15 St. Lav., (divieto di discriminazioni basate sul sesso) e gli accordi
sindacali che prevedevano, per l’A.T.I., l’impegno di assicurare un’equa
distribuzione delle giornate lavorative ed uguali turni. Sia il Pretore che,
in grado di appello, il Tribunale di Avellino, hanno dichiarato infondata la
domanda, in quanto hanno ritenuto che le norme di legge invocate consentano
soltanto di ottenere la dichiarazione di nullità degli atti discriminatori,
ma non di chiedere, a causa di essi, il risarcimento e che gli impegni
previsti dagli accordi sindacali avessero carattere meramente programmatico.
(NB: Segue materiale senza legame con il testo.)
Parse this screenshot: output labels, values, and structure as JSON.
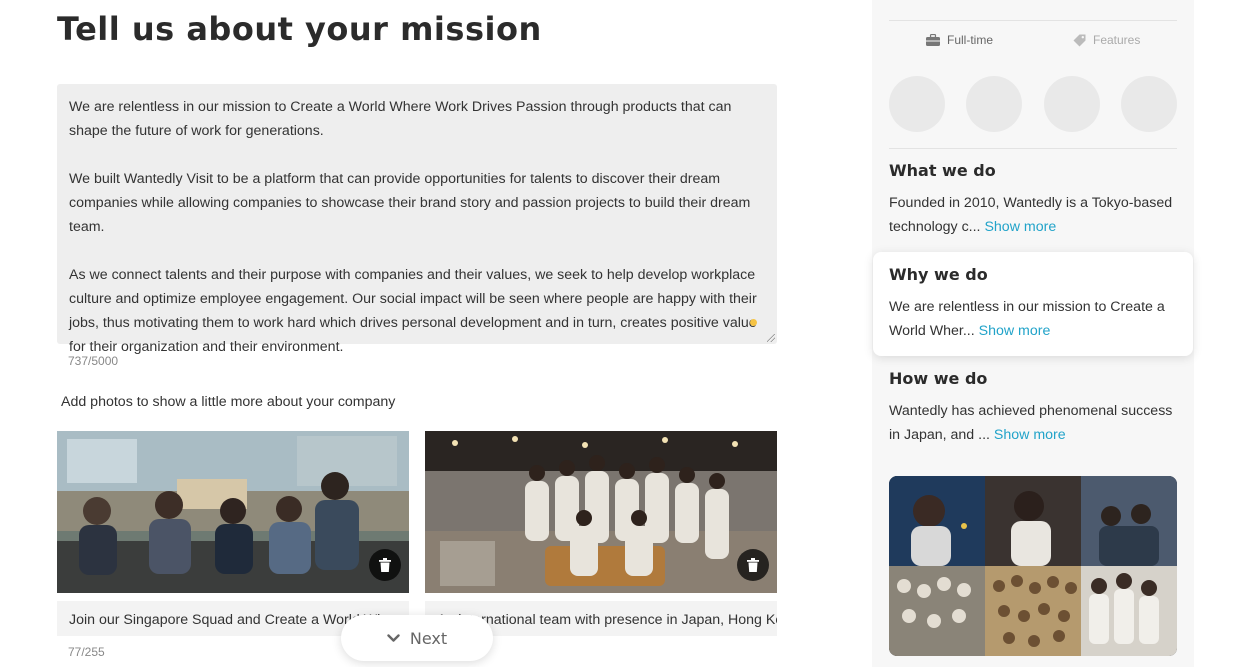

La Suprema Corte (Sezione Lavoro n. 9877 dell’8 luglio
2002, Pres. Ciciretti, Rel. Picone) ha accolto il ricorso della lavoratrice,
affermando che il nostro ordinamento prevede, a carico del datore di lavoro,
il dovere, esteso alla fase di formazione e conclusione dei contratti di
lavoro, di astenersi dal discriminare i lavoratori, o gli aspiranti tali per
ragioni di sesso; ciò è stabilito dall’art. 37, comma primo della
Costituzione, (tutela della donna lavoratrice), dall’art. 15 St. Lav., dalla
legge 9.12.1977 n. 903 e dalla legge 10.4.1991 n. 125 (azioni positive per
la realizzazione della parità uomo-donna nel lavoro). Questo dovere – ha
precisato la Corte – sussistendo nei confronti di soggetti determinati, o
comunque determinabili, ha natura di obbligazione in senso tecnico, di fonte
esclusivamente legale ove riguardi la fase di formazione del contratto, di
fonte contrattuale (ad opera del meccanismo di integrazione previsto
dall’art. 1374 cod. civ.) dopo l’assunzione. Non v’è dubbio – ha affermato
la Corte – in forza del c.d. principio del concorso tra responsabilità
extracontrattuale e responsabilità contrattuale, che il lavoratore
discriminato abbia la scelta tra l’azionare l'una o l'altra forma di
responsabilità facendo valere, nel primo caso, il diritto alla riparazione
del pregiudizio arrecatogli dall'illecito e, nel secondo, la violazione del
diritto (di credito, in quanto di natura personale) a non essere
discriminato e la conseguente responsabilità per danni.
Il danneggiato ha, quindi, a propria disposizione due
distinte azioni, delle quali quella contrattuale si fonda sulla presunzione
di colpa stabilita dall'art. 1218 c.c. e limita il risarcimento ai danni
prevedibili al momento della nascita dell'obbligazione, mentre l'azione
extracontrattuale pone a carico del danneggiato la prova della colpa o del
dolo dell'autore della condotta lesiva e, nel caso in cui detta condotta
integri gli estremi di un reato, estende il diritto al risarcimento anche ai
danni non patrimoniali.
Sovente – ha osservato la Corte – non è facile
stabilire quale azione sia stata proposta in giudizio ma questo problema è
estraneo alla fattispecie, concordando la sentenza impugnata ed i contenuti
del ricorso sul fatto che sia stata fatta valere la responsabilità
contrattuale dell'azienda per violazione degli obblighi di non
discriminazione; il principio di diritto affermato conduce, pertanto, alla
cassazione della sentenza impugnata perché l’ordinamento ammette che si
domandi il risarcimento del danno, facendo valere la responsabilità
contrattuale dell’azienda per aver posto in essere atti e comportamenti di
discriminazione per ragioni di sesso.